Qué raro
A los tres meses de dejar de fumar me regalaron un móvil del tamaño de un paquete de tabaco. Lo llevaba en el mismo bolsillo donde antes guardaba los cigarros, y después de comer sacaba el teléfono y tiraba de la antena, que tenía las dimensiones de un Marlboro. No llegué a fumármela, aunque no por falta de ganas. En lugar de eso, hablaba con algunas de las personas cuyos números estaban memorizados en el trasto. "En realidad", solía advertir al interlocutor, "estoy fumándote más que hablando contigo, no me hagas mucho caso". La mayoría eran ex fumadores que habían sustituido el paquete por un móvil y se hacían cargo de la situación.En seguida me di cuenta de que en cierto modo continuaba fumando como un loco. No encendía ningún cigarrillo, pero tampoco dejaba de pensar en ellos. Toda mi vida giraba en torno a esa ausencia que intentaba sustituir con el volumen del móvil en el mismo bolsillo donde antes llevaba el paquete de tabaco. Era como esas personas que aseguran haber abandonado una relación sentimental que les hacía daño, aunque son incapaces de hablar de otra cosa. Más que haber dejado el tabaco, pues, me había convertido en el tabaco, ardiendo igual que él, con una brasa que tras consumir el alma discurría implacable hacia la boquilla, arrasándolo todo. Me hacía más daño la abstención que la nicotina, por lo que decidí dejarlo de verdad. En otras palabras: olvidarlo.

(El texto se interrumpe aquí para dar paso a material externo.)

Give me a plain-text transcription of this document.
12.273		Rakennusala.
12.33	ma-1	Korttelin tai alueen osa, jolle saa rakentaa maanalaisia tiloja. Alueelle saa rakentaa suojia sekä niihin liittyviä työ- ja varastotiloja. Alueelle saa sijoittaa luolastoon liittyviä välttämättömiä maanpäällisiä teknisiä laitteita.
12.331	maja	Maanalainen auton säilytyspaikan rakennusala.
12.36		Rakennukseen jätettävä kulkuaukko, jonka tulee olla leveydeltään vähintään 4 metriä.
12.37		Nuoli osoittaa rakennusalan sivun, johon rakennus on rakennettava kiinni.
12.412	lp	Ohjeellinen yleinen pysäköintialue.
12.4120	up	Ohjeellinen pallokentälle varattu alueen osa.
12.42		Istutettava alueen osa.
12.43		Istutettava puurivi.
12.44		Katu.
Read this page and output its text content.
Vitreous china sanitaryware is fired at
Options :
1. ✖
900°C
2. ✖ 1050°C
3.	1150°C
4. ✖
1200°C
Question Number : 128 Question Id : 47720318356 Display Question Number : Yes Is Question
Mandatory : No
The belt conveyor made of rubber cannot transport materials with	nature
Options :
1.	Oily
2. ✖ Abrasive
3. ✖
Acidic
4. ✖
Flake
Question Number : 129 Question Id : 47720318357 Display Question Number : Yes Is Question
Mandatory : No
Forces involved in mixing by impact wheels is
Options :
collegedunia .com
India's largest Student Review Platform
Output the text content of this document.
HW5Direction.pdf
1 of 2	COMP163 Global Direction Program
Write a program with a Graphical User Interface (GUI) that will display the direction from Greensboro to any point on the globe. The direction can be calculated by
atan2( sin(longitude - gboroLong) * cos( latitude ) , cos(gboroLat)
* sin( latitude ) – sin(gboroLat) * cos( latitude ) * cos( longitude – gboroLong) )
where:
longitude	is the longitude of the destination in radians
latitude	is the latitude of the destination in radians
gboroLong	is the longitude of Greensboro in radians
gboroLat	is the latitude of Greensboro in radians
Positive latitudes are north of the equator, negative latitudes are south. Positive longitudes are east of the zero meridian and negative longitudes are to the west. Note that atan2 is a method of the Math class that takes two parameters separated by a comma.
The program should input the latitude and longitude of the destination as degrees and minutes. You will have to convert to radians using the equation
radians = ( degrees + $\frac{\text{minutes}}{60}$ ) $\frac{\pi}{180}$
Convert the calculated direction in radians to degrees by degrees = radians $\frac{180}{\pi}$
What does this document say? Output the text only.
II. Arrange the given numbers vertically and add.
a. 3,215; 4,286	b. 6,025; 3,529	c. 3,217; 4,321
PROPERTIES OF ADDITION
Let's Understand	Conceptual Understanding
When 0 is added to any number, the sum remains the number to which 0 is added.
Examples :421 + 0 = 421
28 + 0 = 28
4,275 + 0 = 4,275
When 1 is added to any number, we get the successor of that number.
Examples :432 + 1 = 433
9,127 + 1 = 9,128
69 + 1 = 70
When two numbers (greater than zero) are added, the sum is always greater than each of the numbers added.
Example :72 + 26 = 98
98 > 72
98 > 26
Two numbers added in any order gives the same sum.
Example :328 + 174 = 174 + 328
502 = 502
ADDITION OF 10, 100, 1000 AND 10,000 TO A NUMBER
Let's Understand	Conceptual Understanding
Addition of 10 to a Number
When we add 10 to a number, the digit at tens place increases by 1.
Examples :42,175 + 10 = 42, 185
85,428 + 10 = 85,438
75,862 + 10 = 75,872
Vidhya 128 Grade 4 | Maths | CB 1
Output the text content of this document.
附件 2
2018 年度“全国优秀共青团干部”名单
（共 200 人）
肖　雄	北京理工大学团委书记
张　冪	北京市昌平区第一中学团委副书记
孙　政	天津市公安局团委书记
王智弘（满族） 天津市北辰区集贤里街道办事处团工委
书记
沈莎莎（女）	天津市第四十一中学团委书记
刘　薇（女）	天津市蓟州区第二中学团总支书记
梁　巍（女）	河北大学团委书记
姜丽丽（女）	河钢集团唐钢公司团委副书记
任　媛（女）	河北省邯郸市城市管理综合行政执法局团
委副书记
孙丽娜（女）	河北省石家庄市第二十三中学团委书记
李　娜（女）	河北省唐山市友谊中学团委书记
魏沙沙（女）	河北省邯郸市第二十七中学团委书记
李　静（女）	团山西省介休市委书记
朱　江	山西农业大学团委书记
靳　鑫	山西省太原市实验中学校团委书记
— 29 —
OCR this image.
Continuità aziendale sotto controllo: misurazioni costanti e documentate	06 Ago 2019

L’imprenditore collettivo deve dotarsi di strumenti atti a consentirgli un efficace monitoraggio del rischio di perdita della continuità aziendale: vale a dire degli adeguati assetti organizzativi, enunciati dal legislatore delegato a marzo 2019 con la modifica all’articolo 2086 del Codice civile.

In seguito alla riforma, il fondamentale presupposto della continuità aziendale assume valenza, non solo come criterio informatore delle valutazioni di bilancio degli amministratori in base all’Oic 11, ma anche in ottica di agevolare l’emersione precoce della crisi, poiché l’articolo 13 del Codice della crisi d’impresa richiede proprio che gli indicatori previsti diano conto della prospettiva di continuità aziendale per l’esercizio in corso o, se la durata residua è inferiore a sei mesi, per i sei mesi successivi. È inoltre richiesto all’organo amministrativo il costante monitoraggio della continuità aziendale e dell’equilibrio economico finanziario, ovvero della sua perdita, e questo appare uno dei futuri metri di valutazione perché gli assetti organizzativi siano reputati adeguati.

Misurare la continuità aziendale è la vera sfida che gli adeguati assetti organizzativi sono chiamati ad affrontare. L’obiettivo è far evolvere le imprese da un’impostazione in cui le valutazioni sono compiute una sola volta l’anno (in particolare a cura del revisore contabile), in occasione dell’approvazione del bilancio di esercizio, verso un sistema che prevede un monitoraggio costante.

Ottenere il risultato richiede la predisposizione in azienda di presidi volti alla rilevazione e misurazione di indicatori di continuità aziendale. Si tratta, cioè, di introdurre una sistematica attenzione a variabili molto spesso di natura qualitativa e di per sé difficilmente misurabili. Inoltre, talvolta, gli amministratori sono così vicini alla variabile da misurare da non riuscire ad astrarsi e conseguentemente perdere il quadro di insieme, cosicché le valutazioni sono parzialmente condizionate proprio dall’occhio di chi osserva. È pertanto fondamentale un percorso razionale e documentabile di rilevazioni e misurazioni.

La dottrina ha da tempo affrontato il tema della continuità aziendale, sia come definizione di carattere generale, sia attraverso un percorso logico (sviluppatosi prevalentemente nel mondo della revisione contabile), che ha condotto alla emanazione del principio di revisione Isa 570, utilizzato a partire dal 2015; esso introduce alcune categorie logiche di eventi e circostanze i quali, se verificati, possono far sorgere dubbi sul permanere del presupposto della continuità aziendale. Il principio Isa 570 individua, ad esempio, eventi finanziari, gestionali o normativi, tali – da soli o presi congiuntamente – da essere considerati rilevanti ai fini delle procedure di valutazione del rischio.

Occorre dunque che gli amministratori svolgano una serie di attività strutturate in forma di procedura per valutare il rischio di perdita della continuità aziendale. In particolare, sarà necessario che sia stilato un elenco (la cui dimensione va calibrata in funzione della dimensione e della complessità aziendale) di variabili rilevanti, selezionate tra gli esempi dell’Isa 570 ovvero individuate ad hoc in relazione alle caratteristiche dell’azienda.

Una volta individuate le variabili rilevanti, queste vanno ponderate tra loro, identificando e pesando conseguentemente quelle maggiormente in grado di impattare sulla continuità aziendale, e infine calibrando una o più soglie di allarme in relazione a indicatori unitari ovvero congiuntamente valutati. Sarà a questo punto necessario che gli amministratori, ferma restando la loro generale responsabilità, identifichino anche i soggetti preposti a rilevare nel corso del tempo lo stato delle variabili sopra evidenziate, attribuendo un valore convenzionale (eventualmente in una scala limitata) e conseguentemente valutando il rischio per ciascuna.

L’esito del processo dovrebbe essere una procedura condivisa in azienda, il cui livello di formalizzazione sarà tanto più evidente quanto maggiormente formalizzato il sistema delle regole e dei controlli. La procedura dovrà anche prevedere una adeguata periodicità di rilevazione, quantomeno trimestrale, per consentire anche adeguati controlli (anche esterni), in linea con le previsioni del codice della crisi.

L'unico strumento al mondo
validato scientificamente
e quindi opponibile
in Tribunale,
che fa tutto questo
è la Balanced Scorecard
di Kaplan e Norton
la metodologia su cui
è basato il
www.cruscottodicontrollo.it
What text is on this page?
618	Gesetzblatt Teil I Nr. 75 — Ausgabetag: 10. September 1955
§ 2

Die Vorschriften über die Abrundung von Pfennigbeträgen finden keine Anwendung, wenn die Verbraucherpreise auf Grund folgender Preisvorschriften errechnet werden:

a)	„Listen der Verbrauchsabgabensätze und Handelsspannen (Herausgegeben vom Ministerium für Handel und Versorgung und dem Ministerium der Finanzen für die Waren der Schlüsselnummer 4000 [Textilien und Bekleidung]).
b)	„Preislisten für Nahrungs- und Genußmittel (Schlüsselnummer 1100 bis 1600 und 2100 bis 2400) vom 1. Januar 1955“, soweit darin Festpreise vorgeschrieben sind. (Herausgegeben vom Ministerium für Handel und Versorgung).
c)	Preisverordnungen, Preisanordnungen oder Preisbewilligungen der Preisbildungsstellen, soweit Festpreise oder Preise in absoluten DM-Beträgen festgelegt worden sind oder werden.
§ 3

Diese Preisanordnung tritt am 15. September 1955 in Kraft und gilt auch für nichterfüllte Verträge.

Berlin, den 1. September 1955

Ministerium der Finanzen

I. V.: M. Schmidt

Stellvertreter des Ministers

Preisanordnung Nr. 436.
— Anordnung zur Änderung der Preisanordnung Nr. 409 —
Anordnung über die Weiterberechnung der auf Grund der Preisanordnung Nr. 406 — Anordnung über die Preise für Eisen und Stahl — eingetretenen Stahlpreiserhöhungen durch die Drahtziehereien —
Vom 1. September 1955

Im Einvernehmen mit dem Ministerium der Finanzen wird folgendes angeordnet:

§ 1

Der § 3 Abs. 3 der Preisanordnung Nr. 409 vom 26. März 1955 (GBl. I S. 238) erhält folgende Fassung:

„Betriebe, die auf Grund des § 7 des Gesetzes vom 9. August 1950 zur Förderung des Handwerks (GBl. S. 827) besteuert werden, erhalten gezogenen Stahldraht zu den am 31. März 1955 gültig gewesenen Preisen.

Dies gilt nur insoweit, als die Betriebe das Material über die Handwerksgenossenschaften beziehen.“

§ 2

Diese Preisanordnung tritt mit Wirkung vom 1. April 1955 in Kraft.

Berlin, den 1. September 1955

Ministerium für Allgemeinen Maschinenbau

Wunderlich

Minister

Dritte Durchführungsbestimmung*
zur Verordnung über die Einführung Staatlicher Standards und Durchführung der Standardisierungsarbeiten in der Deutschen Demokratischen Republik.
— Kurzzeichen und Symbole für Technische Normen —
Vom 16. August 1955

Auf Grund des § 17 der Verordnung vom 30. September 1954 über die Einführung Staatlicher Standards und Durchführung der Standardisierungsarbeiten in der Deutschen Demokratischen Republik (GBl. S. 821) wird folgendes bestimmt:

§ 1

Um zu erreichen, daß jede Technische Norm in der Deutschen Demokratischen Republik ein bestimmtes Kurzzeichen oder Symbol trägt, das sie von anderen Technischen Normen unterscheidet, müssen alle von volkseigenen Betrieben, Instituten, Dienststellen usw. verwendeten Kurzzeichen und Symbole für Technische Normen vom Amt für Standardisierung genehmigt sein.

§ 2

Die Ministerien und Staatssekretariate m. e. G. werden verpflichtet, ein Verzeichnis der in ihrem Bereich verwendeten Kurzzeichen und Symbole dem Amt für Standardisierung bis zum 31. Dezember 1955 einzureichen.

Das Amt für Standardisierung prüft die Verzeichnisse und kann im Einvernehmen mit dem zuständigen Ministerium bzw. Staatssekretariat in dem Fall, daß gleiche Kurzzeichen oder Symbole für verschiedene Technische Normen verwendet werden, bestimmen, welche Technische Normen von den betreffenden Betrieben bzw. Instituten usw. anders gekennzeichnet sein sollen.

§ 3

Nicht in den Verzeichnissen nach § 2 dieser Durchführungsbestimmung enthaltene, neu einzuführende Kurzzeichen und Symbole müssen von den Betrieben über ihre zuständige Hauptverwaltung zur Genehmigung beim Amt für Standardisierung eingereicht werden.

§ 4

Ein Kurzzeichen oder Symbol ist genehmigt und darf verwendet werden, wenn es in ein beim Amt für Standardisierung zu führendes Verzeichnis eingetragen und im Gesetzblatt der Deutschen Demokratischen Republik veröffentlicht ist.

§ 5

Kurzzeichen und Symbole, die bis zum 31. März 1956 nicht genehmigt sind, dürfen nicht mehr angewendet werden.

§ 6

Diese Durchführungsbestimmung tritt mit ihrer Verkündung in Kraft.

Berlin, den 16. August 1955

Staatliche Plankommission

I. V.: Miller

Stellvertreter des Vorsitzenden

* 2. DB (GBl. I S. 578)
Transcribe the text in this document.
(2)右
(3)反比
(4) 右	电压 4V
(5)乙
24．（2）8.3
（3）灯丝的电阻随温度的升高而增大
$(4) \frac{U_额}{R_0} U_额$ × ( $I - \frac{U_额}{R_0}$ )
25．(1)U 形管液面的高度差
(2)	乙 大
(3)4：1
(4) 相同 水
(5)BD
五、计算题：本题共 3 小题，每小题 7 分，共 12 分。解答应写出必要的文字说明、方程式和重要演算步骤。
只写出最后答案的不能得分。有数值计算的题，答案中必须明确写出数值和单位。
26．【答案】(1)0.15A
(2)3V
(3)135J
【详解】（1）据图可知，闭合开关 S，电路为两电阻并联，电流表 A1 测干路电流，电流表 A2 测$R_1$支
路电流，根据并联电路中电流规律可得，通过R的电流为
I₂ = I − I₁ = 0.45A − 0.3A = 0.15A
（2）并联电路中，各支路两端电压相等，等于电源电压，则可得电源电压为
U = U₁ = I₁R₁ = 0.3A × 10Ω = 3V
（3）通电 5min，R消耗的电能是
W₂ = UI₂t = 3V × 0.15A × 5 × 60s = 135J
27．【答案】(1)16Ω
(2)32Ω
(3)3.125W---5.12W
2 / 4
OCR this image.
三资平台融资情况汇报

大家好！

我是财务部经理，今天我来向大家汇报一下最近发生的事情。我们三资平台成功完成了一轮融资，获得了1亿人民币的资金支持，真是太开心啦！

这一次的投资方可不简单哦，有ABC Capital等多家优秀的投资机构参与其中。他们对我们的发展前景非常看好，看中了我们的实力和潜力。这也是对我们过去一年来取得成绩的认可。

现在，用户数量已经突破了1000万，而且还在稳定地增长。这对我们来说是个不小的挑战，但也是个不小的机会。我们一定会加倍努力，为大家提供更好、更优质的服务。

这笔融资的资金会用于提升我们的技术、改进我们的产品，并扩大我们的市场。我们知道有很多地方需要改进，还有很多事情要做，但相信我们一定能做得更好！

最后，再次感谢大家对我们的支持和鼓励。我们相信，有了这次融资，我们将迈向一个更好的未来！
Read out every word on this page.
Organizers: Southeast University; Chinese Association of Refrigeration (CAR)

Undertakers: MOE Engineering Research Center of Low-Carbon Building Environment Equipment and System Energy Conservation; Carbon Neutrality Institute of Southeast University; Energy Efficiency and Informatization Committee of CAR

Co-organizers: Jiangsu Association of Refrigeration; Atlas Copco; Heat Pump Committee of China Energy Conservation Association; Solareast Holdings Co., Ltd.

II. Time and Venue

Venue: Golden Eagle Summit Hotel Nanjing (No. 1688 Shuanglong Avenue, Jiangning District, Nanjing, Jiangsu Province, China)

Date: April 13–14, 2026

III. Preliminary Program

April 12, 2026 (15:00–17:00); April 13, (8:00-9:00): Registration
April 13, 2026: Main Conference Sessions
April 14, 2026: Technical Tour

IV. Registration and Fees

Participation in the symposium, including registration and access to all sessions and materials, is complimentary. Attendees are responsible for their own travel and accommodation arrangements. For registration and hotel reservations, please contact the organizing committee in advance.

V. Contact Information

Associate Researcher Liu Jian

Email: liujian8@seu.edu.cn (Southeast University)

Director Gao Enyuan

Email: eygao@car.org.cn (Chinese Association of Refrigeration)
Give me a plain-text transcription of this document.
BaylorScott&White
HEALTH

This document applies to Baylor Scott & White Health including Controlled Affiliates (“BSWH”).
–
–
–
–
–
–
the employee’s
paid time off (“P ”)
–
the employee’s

Guardé el móvil, pues, en un cajón con cerradura y tiré la llave a la alcantarilla, para no caer en la tentación de cogerlo cuando lo oyera sonar. Y me compré un paquete de tabaco que tenía el tamaño del móvil, para sustituir una cosa por otra. Cuando me daban ganas de fumar, sacaba el paquete del bolsillo, extraía a medias uno de los cigarrillos, como si fuera la antena, y fingía hablar con alguien. Lo malo es que un día me respondió otro ex fumador desesperado y al poco di con mis huesos en el frenopático, donde el psiquiatra me aseguró que fumar no era tan grave. "¿Y hablar por teléfono?", pregunté. "Tampoco", dijo. De manera que ahora hago las dos cosas a la vez, sin culpa, habiendo alcanzado un grado de sosiego inexplicable. Qué raro es todo.